We know that the sender can look all around the receiver's room, as
though he were physically in that room. We know that the flames that
surround his head are harmless to him. However, the receiver has no
such protection: remember, Mrs. Weasley used an implement to give
Amos Diggory the toast; she didn't just reach into the fire.
We know what this conversation looks like from an observer at the
receiving end. What does an observer on the sending end see? Is the
person who initiated the call on his hands and knees before the
fireplace, with his head in the flames? Is his head visible to the
observer?

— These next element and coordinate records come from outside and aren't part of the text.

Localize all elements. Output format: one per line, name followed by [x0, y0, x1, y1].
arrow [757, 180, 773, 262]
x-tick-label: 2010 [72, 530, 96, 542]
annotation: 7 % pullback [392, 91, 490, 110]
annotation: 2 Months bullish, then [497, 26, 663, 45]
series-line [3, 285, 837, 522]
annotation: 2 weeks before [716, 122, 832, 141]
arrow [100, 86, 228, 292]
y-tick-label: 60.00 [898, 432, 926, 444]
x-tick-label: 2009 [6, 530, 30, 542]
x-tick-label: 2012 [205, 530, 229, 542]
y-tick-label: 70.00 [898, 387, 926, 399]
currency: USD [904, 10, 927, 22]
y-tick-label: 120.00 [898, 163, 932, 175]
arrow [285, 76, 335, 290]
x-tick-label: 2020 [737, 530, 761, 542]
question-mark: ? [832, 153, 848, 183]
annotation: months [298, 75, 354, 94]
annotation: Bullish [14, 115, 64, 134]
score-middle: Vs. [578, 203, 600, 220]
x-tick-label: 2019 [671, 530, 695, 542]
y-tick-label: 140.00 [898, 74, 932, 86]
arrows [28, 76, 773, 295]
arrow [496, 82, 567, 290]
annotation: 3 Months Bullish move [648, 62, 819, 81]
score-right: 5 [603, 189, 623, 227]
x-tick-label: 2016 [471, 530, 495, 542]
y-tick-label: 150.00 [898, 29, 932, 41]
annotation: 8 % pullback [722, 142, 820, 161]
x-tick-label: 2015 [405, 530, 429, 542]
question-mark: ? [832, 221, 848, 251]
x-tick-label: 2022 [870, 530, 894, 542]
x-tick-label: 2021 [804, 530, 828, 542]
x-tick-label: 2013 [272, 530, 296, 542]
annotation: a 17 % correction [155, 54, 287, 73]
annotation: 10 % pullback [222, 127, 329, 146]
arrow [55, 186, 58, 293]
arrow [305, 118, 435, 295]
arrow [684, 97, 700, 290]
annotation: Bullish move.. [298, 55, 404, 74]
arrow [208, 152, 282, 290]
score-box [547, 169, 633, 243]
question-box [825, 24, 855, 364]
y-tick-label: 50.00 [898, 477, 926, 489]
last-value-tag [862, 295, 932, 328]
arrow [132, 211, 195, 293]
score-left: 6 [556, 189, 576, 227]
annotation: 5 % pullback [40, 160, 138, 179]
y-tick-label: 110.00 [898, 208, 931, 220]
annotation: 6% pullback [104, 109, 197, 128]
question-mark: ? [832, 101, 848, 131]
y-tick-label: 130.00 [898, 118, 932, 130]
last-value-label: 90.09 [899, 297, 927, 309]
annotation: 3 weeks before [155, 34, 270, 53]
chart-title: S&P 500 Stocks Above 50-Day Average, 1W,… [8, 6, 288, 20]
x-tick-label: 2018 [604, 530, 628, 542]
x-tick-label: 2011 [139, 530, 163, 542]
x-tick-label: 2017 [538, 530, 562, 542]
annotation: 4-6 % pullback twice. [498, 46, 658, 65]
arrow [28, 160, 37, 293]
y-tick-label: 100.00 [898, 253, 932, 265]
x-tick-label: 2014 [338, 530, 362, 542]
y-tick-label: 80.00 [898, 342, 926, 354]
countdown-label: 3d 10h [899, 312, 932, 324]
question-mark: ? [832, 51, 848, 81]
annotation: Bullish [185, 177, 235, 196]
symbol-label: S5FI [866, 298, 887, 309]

If so, does it look to the observer as though the person
just has his head in the fireplace -- or can he see, dimly through
the flames, the room at the receiving end? (I'm thinking of a
telephone conversation, in which the people on the phone can hear
ambient noises in each other's homes, and if the telephoners speak
loudly enough, other people in the room can hear the voice coming out
of the handset.)
Does this communication only work if there's a fire in the other
person's fireplace -- or does an incoming HITF communication cause a
magical fire to ignite there? What happens if someone tries to Floo
in at the time there's a HITF? What if (say) Arthur Weasley tries to
call home, but Mrs. Figg's head is already in the fireplace? Does he
get a busy signal? Or is there such a thing as three-way HITF???
Okay, now I'm getting silly... but I'm serious about wanting to know
how it works. What do you think?
--snazzzybird, who promises not to even bring up Caller ID.